N'aurions-nous pas besoin aujourd'hui de
sortir de notre "ville sainte" pour faire comme Jésus et
"habiter le carrefour des nations" ? Il s'agit en effet pour l’Eglise de planter sa tente à un endroit où
les peuples se rencontrent, se mélangent. Il s'agit d'aller habiter dans un
monde dit ‘impur’, méprisé par ceux qui se disent les ‘vrais’ croyants...
"Habiter la Galilée", aujourd'hui, c'est ne pas avoir peur de se compromettre et d'être partenaire avec ceux qui viennent d'ailleurs, d'autres traditions philosophiques et religieuses, et vouloir façonner avec eux un monde nouveau. Cela peut aller des mouvements d'entraide et de solidarité, des ONG, de la Croix-Rouge, d'ATD Quart-Monde, aux milieux militants pour la préservation de l’environnement ; des clubs sportifs aux réseaux sociaux ; des festivals de musique au dialogue interreligieux... L'essentiel est d'aller là où les hommes se rencontrent, pour que de ces carrefours émerge une possibilité de vivre ensemble en paix, rassemblés en une seule famille humaine, selon le sens que le disciple Jean a donné à la vie du Christ : « le Christ est mort afin de rassembler dans l'unité les enfants de Dieu dispersés » (Jn 11,52).
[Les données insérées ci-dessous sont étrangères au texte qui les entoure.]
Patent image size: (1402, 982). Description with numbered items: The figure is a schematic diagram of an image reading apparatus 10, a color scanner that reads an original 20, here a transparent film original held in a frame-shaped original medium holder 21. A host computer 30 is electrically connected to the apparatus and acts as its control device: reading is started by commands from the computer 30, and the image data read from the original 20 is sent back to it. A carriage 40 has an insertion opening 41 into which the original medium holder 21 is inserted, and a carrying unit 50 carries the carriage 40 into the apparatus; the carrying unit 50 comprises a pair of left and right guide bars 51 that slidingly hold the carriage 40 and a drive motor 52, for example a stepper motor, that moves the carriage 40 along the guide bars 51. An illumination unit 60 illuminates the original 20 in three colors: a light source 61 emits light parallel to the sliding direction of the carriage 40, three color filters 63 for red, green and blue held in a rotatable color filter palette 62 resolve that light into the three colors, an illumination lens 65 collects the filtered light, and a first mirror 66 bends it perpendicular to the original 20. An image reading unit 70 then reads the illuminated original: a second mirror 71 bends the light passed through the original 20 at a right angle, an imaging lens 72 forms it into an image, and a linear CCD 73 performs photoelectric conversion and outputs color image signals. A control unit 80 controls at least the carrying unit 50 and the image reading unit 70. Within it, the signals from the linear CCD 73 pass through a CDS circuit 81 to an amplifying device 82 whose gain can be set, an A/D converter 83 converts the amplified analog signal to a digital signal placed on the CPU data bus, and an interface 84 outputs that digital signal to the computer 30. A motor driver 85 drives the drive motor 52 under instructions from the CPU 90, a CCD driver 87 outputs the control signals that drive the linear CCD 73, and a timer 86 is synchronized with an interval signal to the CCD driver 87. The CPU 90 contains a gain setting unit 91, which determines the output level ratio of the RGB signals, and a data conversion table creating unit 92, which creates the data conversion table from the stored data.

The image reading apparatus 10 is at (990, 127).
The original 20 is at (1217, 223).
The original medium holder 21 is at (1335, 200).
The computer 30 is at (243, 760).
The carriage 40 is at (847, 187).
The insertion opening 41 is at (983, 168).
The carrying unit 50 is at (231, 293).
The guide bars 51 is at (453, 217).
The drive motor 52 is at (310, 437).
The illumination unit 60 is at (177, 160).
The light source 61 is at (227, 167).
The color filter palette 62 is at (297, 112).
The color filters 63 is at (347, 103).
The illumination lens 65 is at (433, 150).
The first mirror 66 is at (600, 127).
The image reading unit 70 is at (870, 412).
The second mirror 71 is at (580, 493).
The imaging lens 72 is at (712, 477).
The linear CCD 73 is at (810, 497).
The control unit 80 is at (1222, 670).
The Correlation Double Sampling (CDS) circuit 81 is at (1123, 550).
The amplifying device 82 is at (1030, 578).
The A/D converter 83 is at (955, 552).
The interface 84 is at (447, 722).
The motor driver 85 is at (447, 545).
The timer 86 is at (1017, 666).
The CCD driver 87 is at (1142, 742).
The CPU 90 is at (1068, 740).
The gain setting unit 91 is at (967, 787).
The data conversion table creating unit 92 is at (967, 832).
Et alors nos capharnaüms, de nos
chaos obscurs émergeront des lieux de consolation et de beauté ! Le nom de Capharnaüm suggère cela : la ville de
la consolation, ou de la beauté (de
l'hébreu « Kfar Nahum »,
Kfar, le village et Nahum la compassion, la consolation. C’est littéralement
le « village du Consolateur ».
Quitter nos univers de privilèges
pour rejoindre ceux qui sont plus bas, habiter les carrefours où les hommes se
rencontrent, y apporter consolation et beauté... sans réduire l’autre à soi-même : l’évangile de ce dimanche décrit ainsi notre
mission aujourd’hui à la suite du Christ. Ainsi se réalisera la demande
pressante de Jésus : « Que tous soient un… afin que le monde croie ».